Tsvangirai’s MDC had an immediate political impact, leaving Mugabe with egg on his face in early 2000 after successfully campaigning against the constitutional referendum which intended to centralise and strengthen his regime.
Building on this success, the party contested general elections that year and won 57 of the 120 seats that were up for grabs.
This marked the first time that an opposition party had achieved more than a handful of seats since the merger of Zanu and Zapu in 1988.
In the early 2000s, the MDC leadership moved to strengthen and institutionalise the party, whilst setting out to challenge the long-held Zanu PF rule.
In 2002, Tsvangirai contested his first presidential election, receiving over 40% of the vote despite observers saying the election was not free and fair.
In March 2008, he came closest to unseating Mugabe, and later agreed to a government of national unity where he served as prime minister between 2009 and 2013.
Five years after Tsvangirai’s demise, MDC is now a shadow of its former self.
Since his death, the MDC has been led by three people namely Chamisa, Khupe and Douglas Mwonzora.
“Tsvangirai was good at engaging with the grassroots, being strong against adversity and rights abuses and repression against the state,” political analyst Maxwell Saungweme said.
“He had that good legacy and l don’t think that legacy is still intact in the political formations that came into being after his demise; various MDC factions and Citizens Coalition for Change (CCC).”
He said Tsvangirai’s failure to address the party’s succession plan has also contributed to putting a dent in his legacy.
“He had a legacy of poor leadership and bad calculation, failure to leave a succession plan and being able to ensure internal democracy within his party,” Saungweme said.
“This sort of legacy is still very intact within the various parties that emanated from him.
“These parties are a manifestation of the bad legacy of Tsvangirai.”
Mwonzora, who outsmarted Khupe and took control of the MDC faction just a few months after the Supreme Court declared her the rightful successor to the party, has been focused on consolidating his power.
Mwonzora’s unexpected rise to the helm and claims that he is a Zanu PF project have fast-tracked the collapse of the party, analysts said.

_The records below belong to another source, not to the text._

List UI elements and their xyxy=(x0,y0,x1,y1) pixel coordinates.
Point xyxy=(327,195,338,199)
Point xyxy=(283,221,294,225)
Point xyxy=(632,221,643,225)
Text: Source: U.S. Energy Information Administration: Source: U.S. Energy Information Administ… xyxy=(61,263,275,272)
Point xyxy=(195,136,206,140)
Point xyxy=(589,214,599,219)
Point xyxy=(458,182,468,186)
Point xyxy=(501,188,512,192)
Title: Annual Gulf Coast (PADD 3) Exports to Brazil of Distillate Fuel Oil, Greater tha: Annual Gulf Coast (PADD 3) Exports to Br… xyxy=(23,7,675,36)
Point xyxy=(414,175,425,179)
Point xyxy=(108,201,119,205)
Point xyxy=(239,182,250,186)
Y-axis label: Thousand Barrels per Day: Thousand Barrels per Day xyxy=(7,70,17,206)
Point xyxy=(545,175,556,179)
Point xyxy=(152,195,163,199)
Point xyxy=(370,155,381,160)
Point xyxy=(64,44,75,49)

The party failed to grab a single parliamentary seat in by elections held in March last year, something unheard of since its formation.
Tsvangirai’s son Vincent told The Standard that opposition leaders in the MDC and CCC were failing to uphold his father’s legacy.
“It doesn’t do us any favour having members who are leaving for Zanu PF and CCC because those are the votes that we need, especially those who want to be elected like president, members of parliament and councillors,” Vincent said.
“Tsvangirai could unite the opposition to fight in one corner.
“But in my opinion, we seem to have distracted from that; we are busier with name-calling, divisive issues, and hate speech.
“There is no longer that appetite for people to come together.
“It’s one thing that I’m still pushing for, we may differ on political opinion, but we need to have cooler heads prevail at the end of the day and we have one common agenda, which is to remove Zanu PF from power and bring a better future for Zimbabweans.”
MDC spokesperson Witness Dube denied charges that the party had swept away Tsvangirai’s legacy.
“We are the custodians of president Tsvangirai’s legacy because we are on the same democratic trajectory that he was on,” Dube said.
“We fight what is undemocratic through constitutional means and we have a constitution, which we follow religiously.
“We are alive to the fact that the same president Tsvangirai who fought Zanu PF is the same president who signed the global political agreement with the same Zanu PF to put the country ahead of any political party.
“Our philosophy of rational disputation is a development of that Tsvangirai legacy of engaging with political formations of different views and finding a common ground.”